Mind Matters — Memories, Dreams, and Reflections

Excuse me using the title of Carl Jung’s autobiography as my header here. Nevertheless, it is apropos, I think. You see, in a month we will be selling our house and moving north to, if no the call of the wild, to the call of the wonder—of a grandchild.

For thirty years, I have lived and worked in Chadds Ford. Like Carl Jung, my office has been in my home. Unlike Carl Jung, who had a lot of help, I juggled hours between family and profession. Family dinners were a mainstay, but after we ate, I would often return to my office while the children did their homework.

Thinking about how important dinner was, reminds me of how figural our dining room table was to all the events in our lives. Large and sturdy, that table witnessed many stories, and even more celebrations: Christmas parties, Easter feasts, Thanksgiving dinners, baptisms, birthdays, communions, confirmations, showers, and a wedding too.

In our downsizing, this silent solid sentry in our lives needed a new home. Fortunately, the table now resides in my son’s dining room.

Other furniture is gone too, and I am sorting through the layers of the years, taking down the photographs from the walls, unearthing albums of memories from nooks and crannies. The archaeological dig of decades includes diving through my parents’ letters, journals, cards, and clippings—all the boxes that I stuffed away when they died twenty years ago. Never found stacks of money, but I have found emotional treasures—love letters, for example, and photos never seen. Even found some copies of the newspaper my father published in the 1930’s. they were well written, with a great layout. “Good job, Dad!” I mused.

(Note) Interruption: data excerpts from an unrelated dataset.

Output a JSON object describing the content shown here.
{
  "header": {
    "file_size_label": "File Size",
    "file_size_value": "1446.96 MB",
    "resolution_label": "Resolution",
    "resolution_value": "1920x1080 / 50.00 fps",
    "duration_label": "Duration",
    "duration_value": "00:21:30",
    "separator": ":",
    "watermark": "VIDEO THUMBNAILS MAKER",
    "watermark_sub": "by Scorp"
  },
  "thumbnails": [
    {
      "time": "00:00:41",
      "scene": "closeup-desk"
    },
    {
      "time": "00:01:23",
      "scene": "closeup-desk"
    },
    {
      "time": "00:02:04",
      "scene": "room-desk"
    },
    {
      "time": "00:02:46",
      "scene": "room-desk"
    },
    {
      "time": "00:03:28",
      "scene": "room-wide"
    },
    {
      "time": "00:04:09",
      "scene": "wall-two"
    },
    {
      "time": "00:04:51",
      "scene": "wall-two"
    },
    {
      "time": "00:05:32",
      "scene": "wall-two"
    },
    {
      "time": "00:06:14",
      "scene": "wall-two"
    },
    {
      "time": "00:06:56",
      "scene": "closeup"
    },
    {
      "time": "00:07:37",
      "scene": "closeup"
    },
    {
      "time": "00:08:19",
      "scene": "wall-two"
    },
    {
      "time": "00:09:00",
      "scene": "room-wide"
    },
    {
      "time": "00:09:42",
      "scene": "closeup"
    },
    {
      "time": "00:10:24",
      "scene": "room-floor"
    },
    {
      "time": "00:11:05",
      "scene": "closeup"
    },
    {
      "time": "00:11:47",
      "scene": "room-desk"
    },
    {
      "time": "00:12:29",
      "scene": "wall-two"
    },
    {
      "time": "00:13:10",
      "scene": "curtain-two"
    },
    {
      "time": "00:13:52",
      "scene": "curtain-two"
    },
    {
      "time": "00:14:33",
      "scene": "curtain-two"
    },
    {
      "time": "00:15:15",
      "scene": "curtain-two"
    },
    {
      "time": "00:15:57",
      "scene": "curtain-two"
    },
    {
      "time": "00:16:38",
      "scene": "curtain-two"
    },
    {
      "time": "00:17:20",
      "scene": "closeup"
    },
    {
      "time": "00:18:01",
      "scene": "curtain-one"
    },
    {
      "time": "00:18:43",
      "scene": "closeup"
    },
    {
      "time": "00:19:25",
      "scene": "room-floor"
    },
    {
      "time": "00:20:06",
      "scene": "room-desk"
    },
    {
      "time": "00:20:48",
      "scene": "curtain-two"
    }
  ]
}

Baby clothes, old toys, swim team medals, and those ubiquitous athletic trophies added to the collision of memories.

So I reflect on the memories, considering the choices that were made and the ripple effects they created. If I lived another thirty years, I’d be 100! At forty, we don’t think about what thirty years ahead will portend. Work and parenting fill our days. At seventy, the path narrows. However, there are always dreams. My dream for the future is to enjoy family and friends, to work a little less and play a lot more.